A Simple Sequence-to-Sequence Framework. It is based on TensorFlow's RRN and tf.contrib.seq2seq.Basic Decoder modules.
One data per row, two sequential file data correspond one by one. Refer specifically to the contents under the data file.
Sequnce file A like:
new jersey is sometimes quiet during autumn , and it is snowy in april .
the united states is usually chilly during july , and it is usually freezing in november .
california is usually quiet during march , and it is usually hot in june .
the united states is sometimes mild during june , and it is cold in september .
your least liked fruit is the grape , but my least liked is the apple .
his favorite fruit is the orange , but my favorite is the grape .
paris is relaxing during december , but it is usually chilly in july .
Sequnce file B like:
new jersey est parfois calme pendant l' automne , et il est neigeux en avril .
les états-unis est généralement froid en juillet , et il gèle habituellement en novembre .
california est généralement calme en mars , et il est généralement chaud en juin .

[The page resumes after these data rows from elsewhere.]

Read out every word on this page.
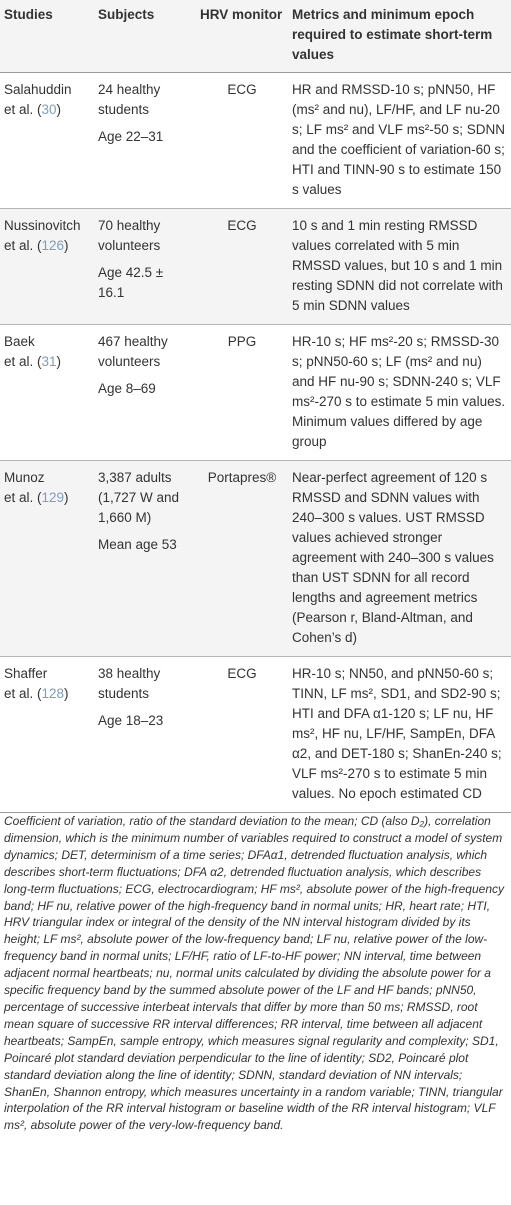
Studies	Subjects	HRV monitor	Metrics and minimum epoch required to estimate short-term values

Salahuddin
et al. (30)	24 healthy students
Age 22–31	ECG	HR and RMSSD-10 s; pNN50, HF (ms² and nu), LF/HF, and LF nu-20 s; LF ms² and VLF ms²-50 s; SDNN and the coefficient of variation-60 s; HTI and TINN-90 s to estimate 150 s values

Nussinovitch
et al. (126)	70 healthy volunteers
Age 42.5 ± 16.1	ECG	10 s and 1 min resting RMSSD values correlated with 5 min RMSSD values, but 10 s and 1 min resting SDNN did not correlate with 5 min SDNN values

Baek
et al. (31)	467 healthy volunteers
Age 8–69	PPG	HR-10 s; HF ms²-20 s; RMSSD-30 s; pNN50-60 s; LF (ms² and nu) and HF nu-90 s; SDNN-240 s; VLF ms²-270 s to estimate 5 min values. Minimum values differed by age group

Munoz
et al. (129)	3,387 adults (1,727 W and 1,660 M)
Mean age 53	Portapres®	Near-perfect agreement of 120 s RMSSD and SDNN values with 240–300 s values. UST RMSSD values achieved stronger agreement with 240–300 s values than UST SDNN for all record lengths and agreement metrics (Pearson r, Bland-Altman, and Cohen’s d)

Shaffer
et al. (128)	38 healthy students
Age 18–23	ECG	HR-10 s; NN50, and pNN50-60 s; TINN, LF ms², SD1, and SD2-90 s; HTI and DFA α1-120 s; LF nu, HF ms², HF nu, LF/HF, SampEn, DFA α2, and DET-180 s; ShanEn-240 s; VLF ms²-270 s to estimate 5 min values. No epoch estimated CD
Coefficient of variation, ratio of the standard deviation to the mean; CD (also D₂), correlation dimension, which is the minimum number of variables required to construct a model of system dynamics; DET, determinism of a time series; DFAα1, detrended fluctuation analysis, which describes short-term fluctuations; DFA α2, detrended fluctuation analysis, which describes long-term fluctuations; ECG, electrocardiogram; HF ms², absolute power of the high-frequency band; HF nu, relative power of the high-frequency band in normal units; HR, heart rate; HTI, HRV triangular index or integral of the density of the NN interval histogram divided by its height; LF ms², absolute power of the low-frequency band; LF nu, relative power of the low-frequency band in normal units; LF/HF, ratio of LF-to-HF power; NN interval, time between adjacent normal heartbeats; nu, normal units calculated by dividing the absolute power for a specific frequency band by the summed absolute power of the LF and HF bands; pNN50, percentage of successive interbeat intervals that differ by more than 50 ms; RMSSD, root mean square of successive RR interval differences; RR interval, time between all adjacent heartbeats; SampEn, sample entropy, which measures signal regularity and complexity; SD1, Poincaré plot standard deviation perpendicular to the line of identity; SD2, Poincaré plot standard deviation along the line of identity; SDNN, standard deviation of NN intervals; ShanEn, Shannon entropy, which measures uncertainty in a random variable; TINN, triangular interpolation of the RR interval histogram or baseline width of the RR interval histogram; VLF ms², absolute power of the very-low-frequency band.
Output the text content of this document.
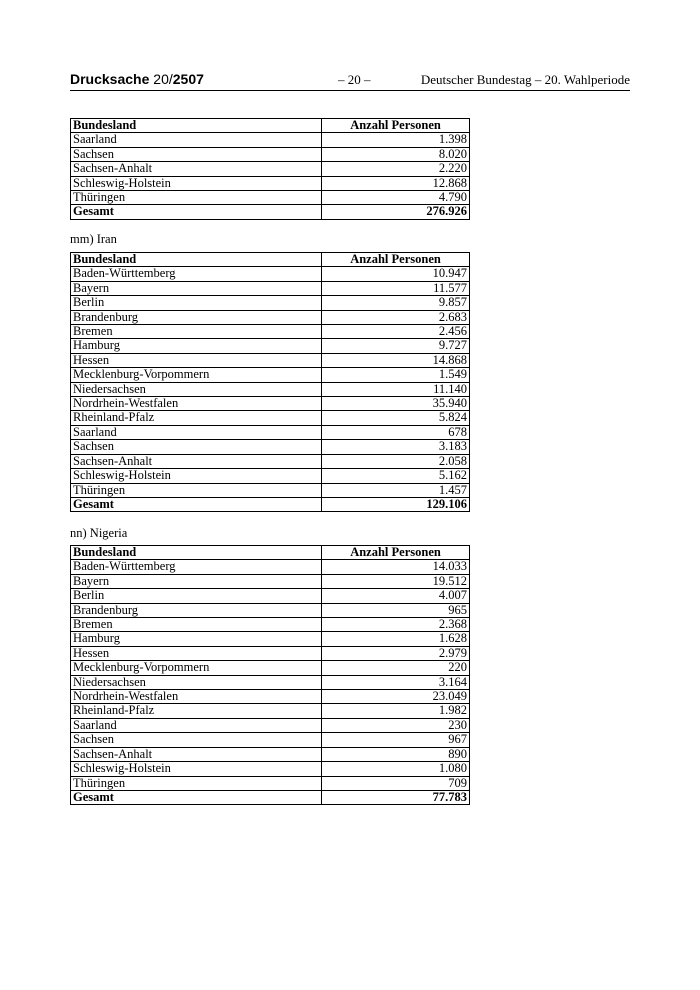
Drucksache 20/2507	– 20 –	Deutscher Bundestag – 20. Wahlperiode
Bundesland	Anzahl Personen
Saarland	1.398
Sachsen	8.020
Sachsen-Anhalt	2.220
Schleswig-Holstein	12.868
Thüringen	4.790
Gesamt	276.926
mm) Iran
Bundesland	Anzahl Personen
Baden-Württemberg	10.947
Bayern	11.577
Berlin	9.857
Brandenburg	2.683
Bremen	2.456
Hamburg	9.727
Hessen	14.868
Mecklenburg-Vorpommern	1.549
Niedersachsen	11.140
Nordrhein-Westfalen	35.940
Rheinland-Pfalz	5.824
Saarland	678
Sachsen	3.183
Sachsen-Anhalt	2.058
Schleswig-Holstein	5.162
Thüringen	1.457
Gesamt	129.106
nn) Nigeria
Bundesland	Anzahl Personen
Baden-Württemberg	14.033
Bayern	19.512
Berlin	4.007
Brandenburg	965
Bremen	2.368
Hamburg	1.628
Hessen	2.979
Mecklenburg-Vorpommern	220
Niedersachsen	3.164
Nordrhein-Westfalen	23.049
Rheinland-Pfalz	1.982
Saarland	230
Sachsen	967
Sachsen-Anhalt	890
Schleswig-Holstein	1.080
Thüringen	709
Gesamt	77.783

les états-unis est parfois légère en juin , et il fait froid en septembre .
votre moins aimé fruit est le raisin , mais mon moins aimé est la pomme .
son fruit préféré est l'orange , mais mon préféré est le raisin .
paris est relaxant en décembre , mais il est généralement froid en juillet .
seq2seq_RNN_model.py and seq2seq_RNN_model_batch_size.py work the same way, but seq2seq_RNN_model_batch_size.py needs to determine the batch size first, seq2seq_RNN_model.py can dynamically adjust the batch size. But at present, they are quite different in the validation set. I have recorded them in file analysis_log.
TODO: Find out the reason why seq2seq_RNN_model.py does not work well on the verification set, and fix the code BUG.